By way of Lydell, who heard this on Air America this morning:

Theodore Roosevelt Heller

Theodore Roosevelt Heller, 88, loving father of Charles (Joann) Heller; dear brother of the late Sonya (the late Jack) Steinberg. Ted was discharged from the U.S. Army during WWII due to service related injuries, and then forced his way back into the Illinois National Guard insisting no one tells him when to serve his country. Graveside services Tuesday 11 a.m. at Waldheim Jewish Cemetery (Ziditshover section), 1700 S. Harlem Ave., Chicago. In lieu of flowers, please send acerbic letters to Republicans. [Emphasis added.] Arrangements by Chicago Jewish Funerals, Douglas MacIsaac, funeral director 847-229-8822, www.cjfinfo.com. Published in the Chicago Tribune on 10/10/2005.

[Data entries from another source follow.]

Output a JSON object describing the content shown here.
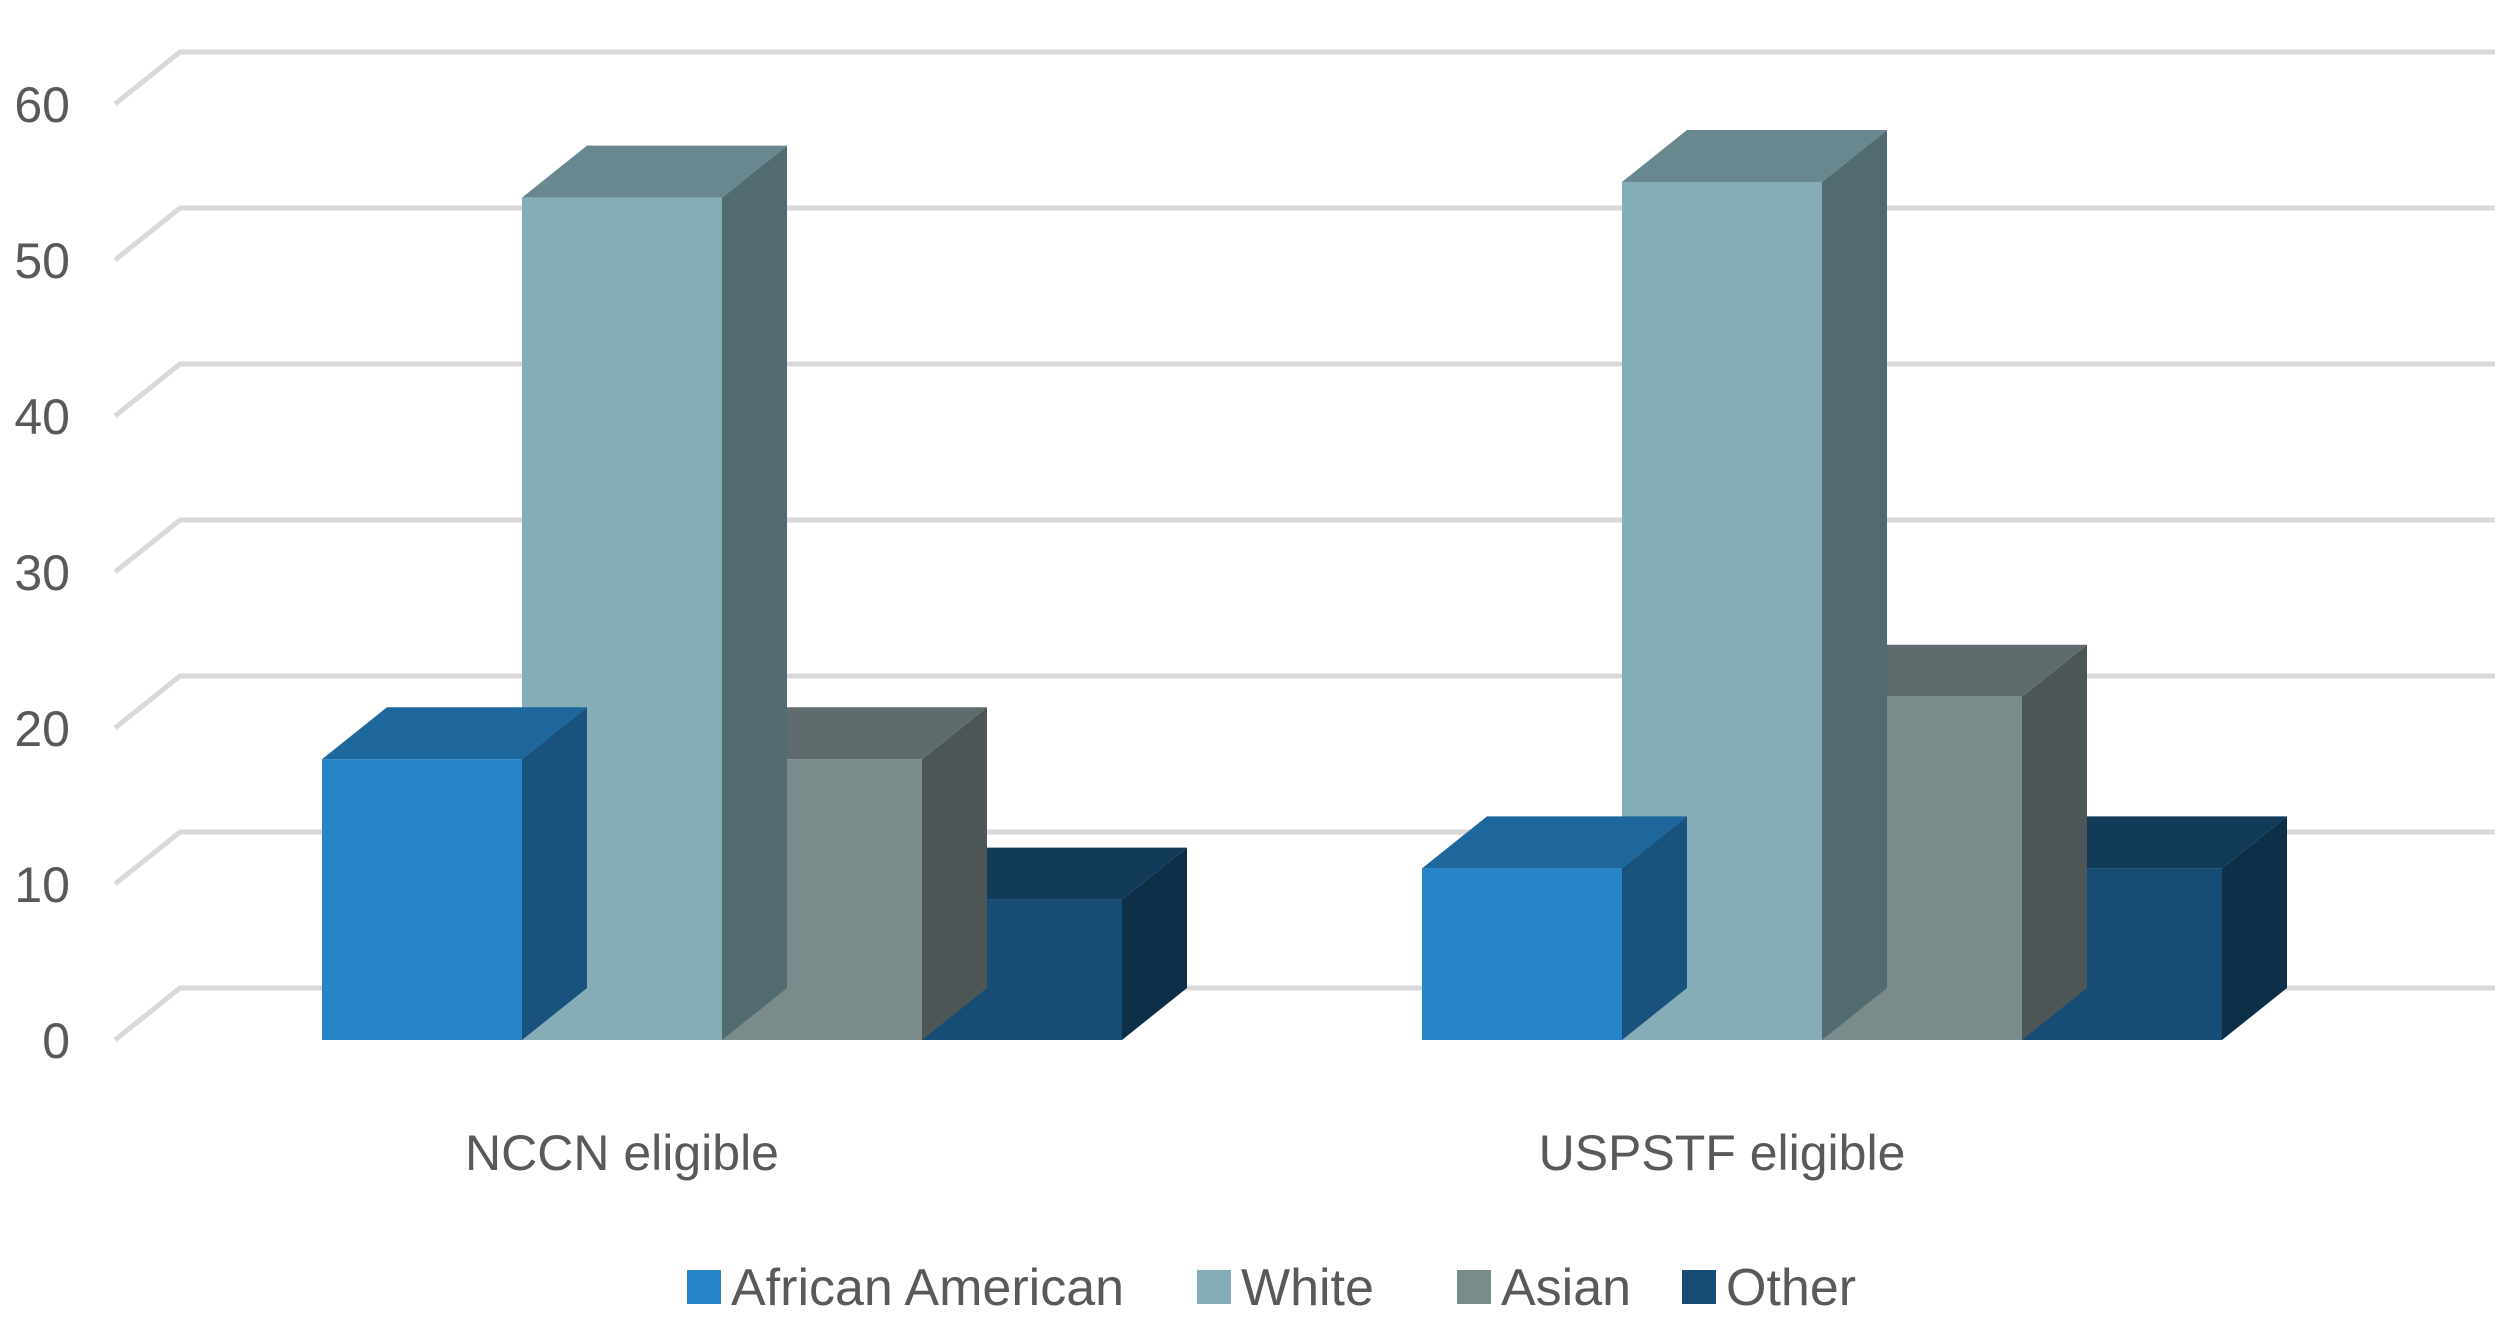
{
  "chart_data": {
    "type": "bar",
    "style": "3d-clustered-column",
    "title": "",
    "xlabel": "",
    "ylabel": "",
    "categories": [
      "NCCN eligible",
      "USPSTF eligible"
    ],
    "series": [
      {
        "name": "African American",
        "values": [
          18,
          11
        ],
        "color": "#2784c9"
      },
      {
        "name": "White",
        "values": [
          54,
          55
        ],
        "color": "#85adb7"
      },
      {
        "name": "Asian",
        "values": [
          18,
          22
        ],
        "color": "#7a8b8c"
      },
      {
        "name": "Other",
        "values": [
          9,
          11
        ],
        "color": "#174c74"
      }
    ],
    "ylim": [
      0,
      60
    ],
    "yticks": [
      "0",
      "10",
      "20",
      "30",
      "40",
      "50",
      "60"
    ],
    "grid": true,
    "legend_position": "bottom"
  }
}
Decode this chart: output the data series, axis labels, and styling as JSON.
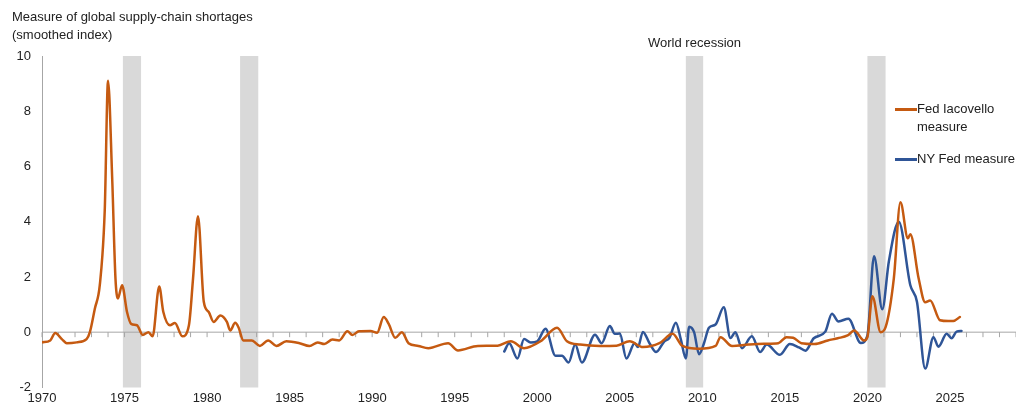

(Historical note: The place Mr. Heller is being interred in a couple of hours is close to but not the same as the Waldheim (Forest Home) Cemetery where the Haymarket martyrs are buried.)

Shazam! It’s Vince!

Just two oddball notes before I get back to navel-gazing and portentousness:

–The very first time I signed on to my email account at Boalt Hall (the law school at UC Berkeley), I had a queue of phishing emails waiting for me. You know: "Please click this link to update your account details (don’t forget your credit card number!) at eBay." To work or be worthwhile, a phishing scam would seem to need to use the name of a real, recognizable (if not popular) financial institution. But maybe not. Today, I got a phishing email purporting to be from an entity I had never heard of: Shazam Bank. Shazam is real — it’s a banking services firm based in Des Moines, Iowa, that mostly serves customers at smaller banks. In fact, its site carries a notice warning against phishing emails carrying the Shazam logo. Maybe the fact that a relatively small player and its customers are being targeted is a sign that the low-hanging fruit (unwary, unaware, or stupid customers banking with bigger outfits) has been pretty much picked.

–And just because I started on this thing with the tropical storm names: Tropical Storm Vince showed up way over on the other side of the Atlantic, southwest of Portugal, on Sunday. That’s the 20th named storm for 2005, and leaves only Wilma to go before we get into the Greek alphabet.